La frantumazione dei materiali passa attraverso cinque fasi: i frantoi gestiscono le prime tre fasi di "lavorazione grezza"—nella fase di frantumazione primaria, i frantoi a mascelle e girobattenti riducono le materie prime da 300 a 1500 mm a blocchi da 100 a 350 mm; le attrezzature di frantumazione secondaria e terziaria prendono poi il sopravvento, raffinando ulteriormente i blocchi a 20-100 mm e 5-20 mm, rispettivamente.

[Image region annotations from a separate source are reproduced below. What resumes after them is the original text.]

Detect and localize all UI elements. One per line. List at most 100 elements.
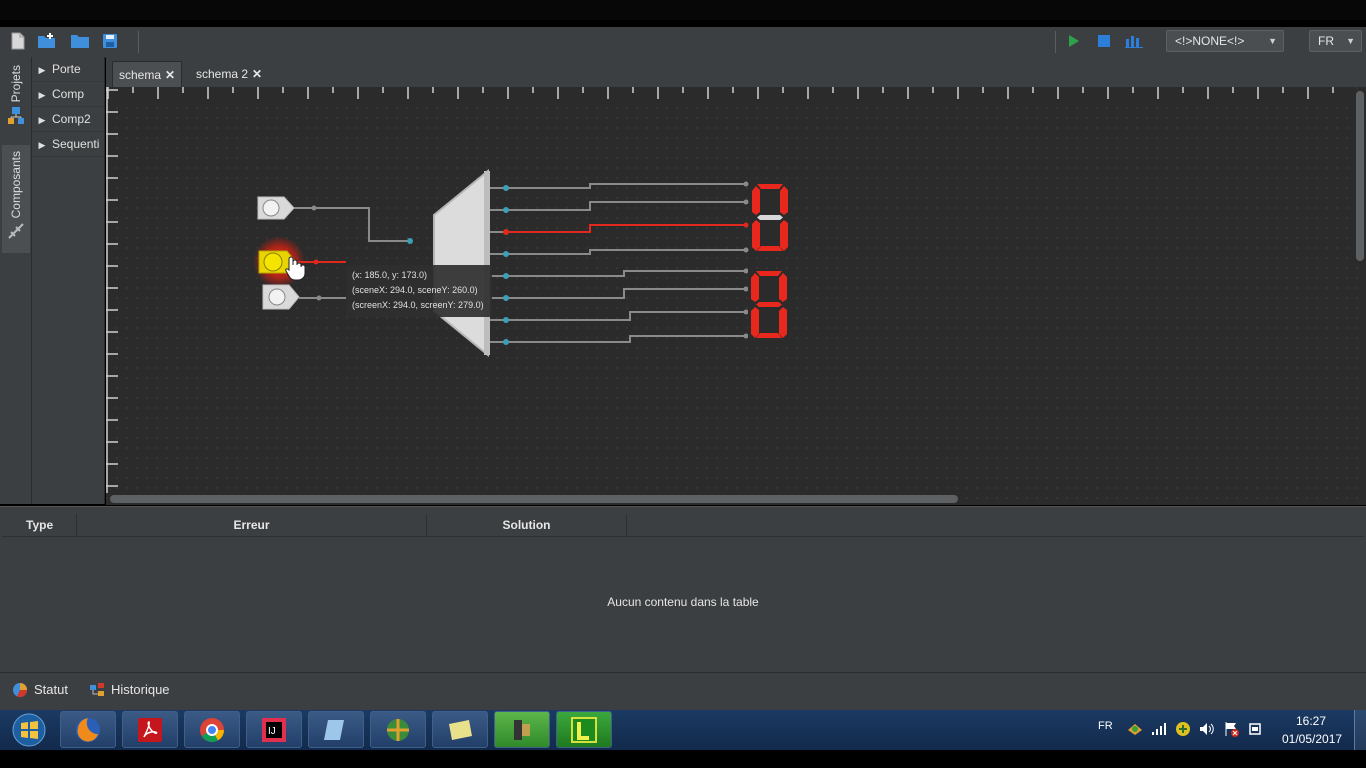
new-folder-icon: [38, 33, 55, 48]
simulation-combo[interactable]: <!>NONE<!> ▼: [1166, 30, 1284, 52]
tab-label: Statut: [34, 682, 68, 697]
history-icon: [90, 683, 104, 696]
language-indicator[interactable]: FR: [1098, 720, 1113, 732]
column-header-solution[interactable]: Solution: [427, 514, 627, 536]
coordinate-tooltip: (x: 185.0, y: 173.0) (sceneX: 294.0, sce…: [346, 265, 492, 317]
new-project-button[interactable]: [37, 31, 57, 51]
status-bar: Statut Historique: [0, 672, 1366, 711]
input-pin: [407, 238, 413, 244]
tab-statut[interactable]: Statut: [12, 679, 68, 701]
expand-arrow-icon: ▶: [38, 140, 46, 150]
horizontal-scrollbar[interactable]: [110, 495, 958, 503]
taskbar-logisim[interactable]: [556, 711, 612, 748]
column-header-type[interactable]: Type: [2, 514, 77, 536]
new-file-button[interactable]: [8, 31, 28, 51]
start-button[interactable]: [2, 711, 56, 749]
clock-date[interactable]: 01/05/2017: [1282, 732, 1342, 746]
tab-label: schema 2: [196, 67, 249, 81]
taskbar-firefox[interactable]: [60, 711, 116, 748]
wire-joint: [311, 205, 317, 211]
tab-schema-2[interactable]: schema 2 ✕: [190, 61, 268, 87]
empty-table-message: Aucun contenu dans la table: [607, 595, 759, 609]
stop-icon: [1098, 35, 1110, 47]
vertical-scrollbar[interactable]: [1356, 91, 1364, 261]
tree-item-label: Porte: [52, 62, 81, 76]
tree-item-label: Comp: [52, 87, 85, 101]
taskbar-network[interactable]: [370, 711, 426, 748]
chart-button[interactable]: [1124, 31, 1144, 51]
show-desktop-button[interactable]: [1354, 710, 1366, 750]
side-tab-strip: Projets Composants: [0, 57, 32, 504]
power-icon[interactable]: [1247, 721, 1263, 737]
stop-button[interactable]: [1094, 31, 1114, 51]
chevron-down-icon: ▼: [1268, 36, 1277, 46]
security-icon[interactable]: [1175, 721, 1191, 737]
taskbar-tool[interactable]: [494, 711, 550, 748]
expand-arrow-icon: ▶: [38, 65, 46, 75]
chrome-icon: [200, 717, 224, 742]
logisim-icon: [571, 716, 597, 743]
run-button[interactable]: [1063, 31, 1083, 51]
windows-start-icon: [12, 713, 46, 747]
expand-arrow-icon: ▶: [38, 115, 46, 125]
tooltip-line-3: (screenX: 294.0, screenY: 279.0): [352, 300, 484, 310]
tab-label: schema: [119, 68, 162, 82]
clock-time[interactable]: 16:27: [1296, 714, 1326, 728]
tree-item-comp[interactable]: ▶ Comp: [32, 82, 104, 107]
volume-icon[interactable]: [1199, 722, 1215, 736]
signal-icon[interactable]: [1151, 722, 1167, 736]
expand-arrow-icon: ▶: [38, 90, 46, 100]
tree-item-sequentiel[interactable]: ▶ Sequenti: [32, 132, 104, 157]
taskbar-chrome[interactable]: [184, 711, 240, 748]
tab-projets[interactable]: Projets: [2, 65, 30, 143]
top-ruler: [106, 87, 1351, 99]
close-icon[interactable]: ✕: [252, 67, 262, 81]
play-icon: [1069, 35, 1079, 47]
chevron-down-icon: ▼: [1346, 36, 1355, 46]
project-icon: [8, 107, 24, 125]
firefox-icon: [76, 717, 100, 742]
windows-taskbar: IJ FR 16:27 01/05/2017: [0, 710, 1366, 750]
tooltip-line-2: (sceneX: 294.0, sceneY: 260.0): [352, 285, 478, 295]
schema-canvas[interactable]: (x: 185.0, y: 173.0) (sceneX: 294.0, sce…: [106, 87, 1366, 505]
folder-icon: [71, 35, 89, 48]
tab-composants[interactable]: Composants: [2, 145, 30, 253]
action-center-icon[interactable]: [1223, 721, 1239, 737]
tab-composants-label: Composants: [9, 151, 23, 219]
tooltip-line-1: (x: 185.0, y: 173.0): [352, 270, 427, 280]
open-folder-button[interactable]: [70, 31, 90, 51]
circuit-svg[interactable]: (x: 185.0, y: 173.0) (sceneX: 294.0, sce…: [106, 87, 1366, 505]
tree-item-label: Comp2: [52, 112, 91, 126]
taskbar-acrobat[interactable]: [122, 711, 178, 748]
tree-item-label: Sequenti: [52, 137, 100, 151]
tree-item-comp2[interactable]: ▶ Comp2: [32, 107, 104, 132]
taskbar-intellij[interactable]: IJ: [246, 711, 302, 748]
acrobat-icon: [138, 717, 162, 742]
network-icon: [387, 718, 409, 741]
seven-segment-display[interactable]: [748, 269, 790, 341]
toolbar-separator: [1055, 31, 1056, 53]
editor-tab-bar: schema ✕ schema 2 ✕: [106, 57, 1366, 88]
header-divider: [2, 536, 1364, 537]
simulation-combo-value: <!>NONE<!>: [1175, 34, 1245, 48]
column-header-erreur[interactable]: Erreur: [77, 514, 427, 536]
wire-joint: [313, 259, 319, 265]
tab-schema[interactable]: schema ✕: [112, 61, 183, 88]
save-button[interactable]: [100, 31, 120, 51]
sticky-notes-icon: [449, 719, 472, 740]
tab-projets-label: Projets: [9, 65, 23, 103]
tree-item-porte[interactable]: ▶ Porte: [32, 57, 104, 82]
network-tray-icon[interactable]: [1127, 722, 1143, 736]
language-combo-value: FR: [1318, 34, 1334, 48]
tab-historique[interactable]: Historique: [89, 679, 170, 701]
close-icon[interactable]: ✕: [165, 68, 175, 82]
component-tree: ▶ Porte ▶ Comp ▶ Comp2 ▶ Sequenti: [32, 57, 105, 504]
wire-joint: [316, 295, 322, 301]
taskbar-sticky-notes[interactable]: [432, 711, 488, 748]
language-combo[interactable]: FR ▼: [1309, 30, 1362, 52]
main-toolbar: <!>NONE<!> ▼ FR ▼: [0, 27, 1366, 58]
seven-segment-display[interactable]: [749, 182, 791, 254]
bar-chart-icon: [1125, 36, 1143, 48]
error-table: Type Erreur Solution Aucun contenu dans …: [0, 506, 1366, 673]
taskbar-notepad[interactable]: [308, 711, 364, 748]
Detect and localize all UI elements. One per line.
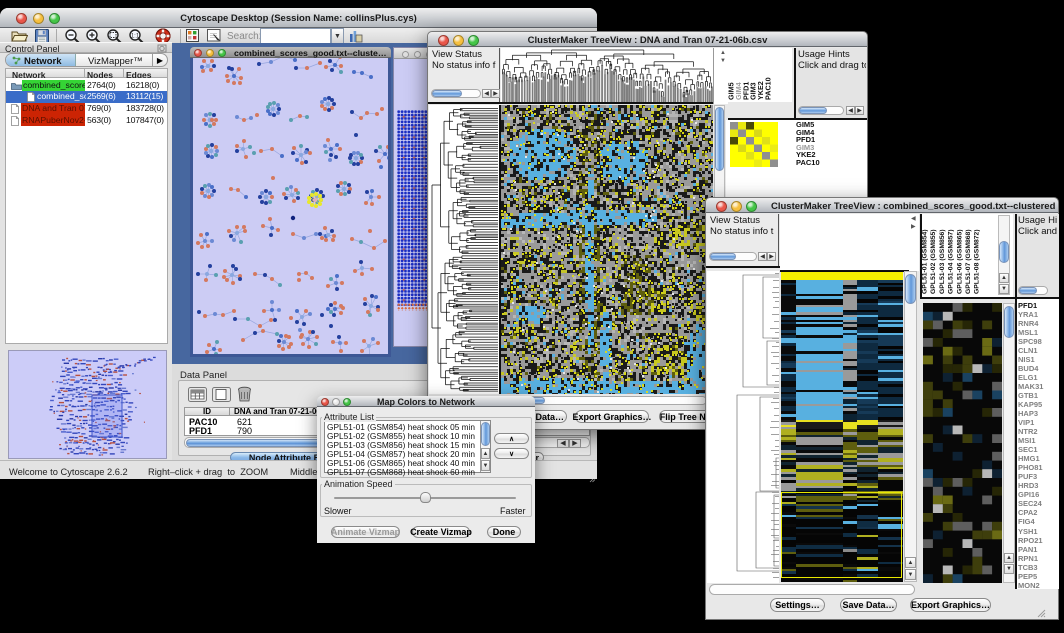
svg-text:PAC10: PAC10 <box>764 77 773 100</box>
svg-text:GPL51-06 (GSM865): GPL51-06 (GSM865) <box>956 229 963 294</box>
svg-text:GPL51-07 (GSM868): GPL51-07 (GSM868) <box>965 229 972 294</box>
svg-text:GPL51-04 (GSM857): GPL51-04 (GSM857) <box>948 229 955 294</box>
svg-text:1:1: 1:1 <box>131 34 140 40</box>
svg-text:GPL51-03 (GSM856): GPL51-03 (GSM856) <box>939 229 946 294</box>
svg-text:GPL51-01 (GSM854): GPL51-01 (GSM854) <box>922 229 929 294</box>
svg-text:GPL51-08 (GSM872): GPL51-08 (GSM872) <box>974 229 981 294</box>
svg-text:GPL51-02 (GSM855): GPL51-02 (GSM855) <box>930 229 937 294</box>
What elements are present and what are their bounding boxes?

I mulini macinatori sono responsabili della "lavorazione fine": la macinazione grossolana riduce il materiale da 5 a 20 mm a 5-10 mm, e la macinazione fine (come la macinazione fine della polvere minerale) può ulteriormente ridurlo a 0,074-0,1 mm.
È interessante notare che le attrezzature hanno diversi focus: i frantoi a impatto sono "multifunzionali", in grado di frantumare direttamente materie prime da 1000 mm a 10-30 mm; i mulini autogeni sono ancora più "versatili", in grado di macinare materiale da 600 mm a meno di 0,044 mm in un'unica soluzione, comprendendo processi di macinazione grossolana, media e fine. Nella produzione effettiva, il numero di fasi e il tipo di attrezzatura utilizzata sono determinati dalla dimensione iniziale delle particelle della materia prima e dai requisiti del prodotto finito. Questa "tecnica di frantumazione graduale" è la chiave per un'efficiente produzione industriale.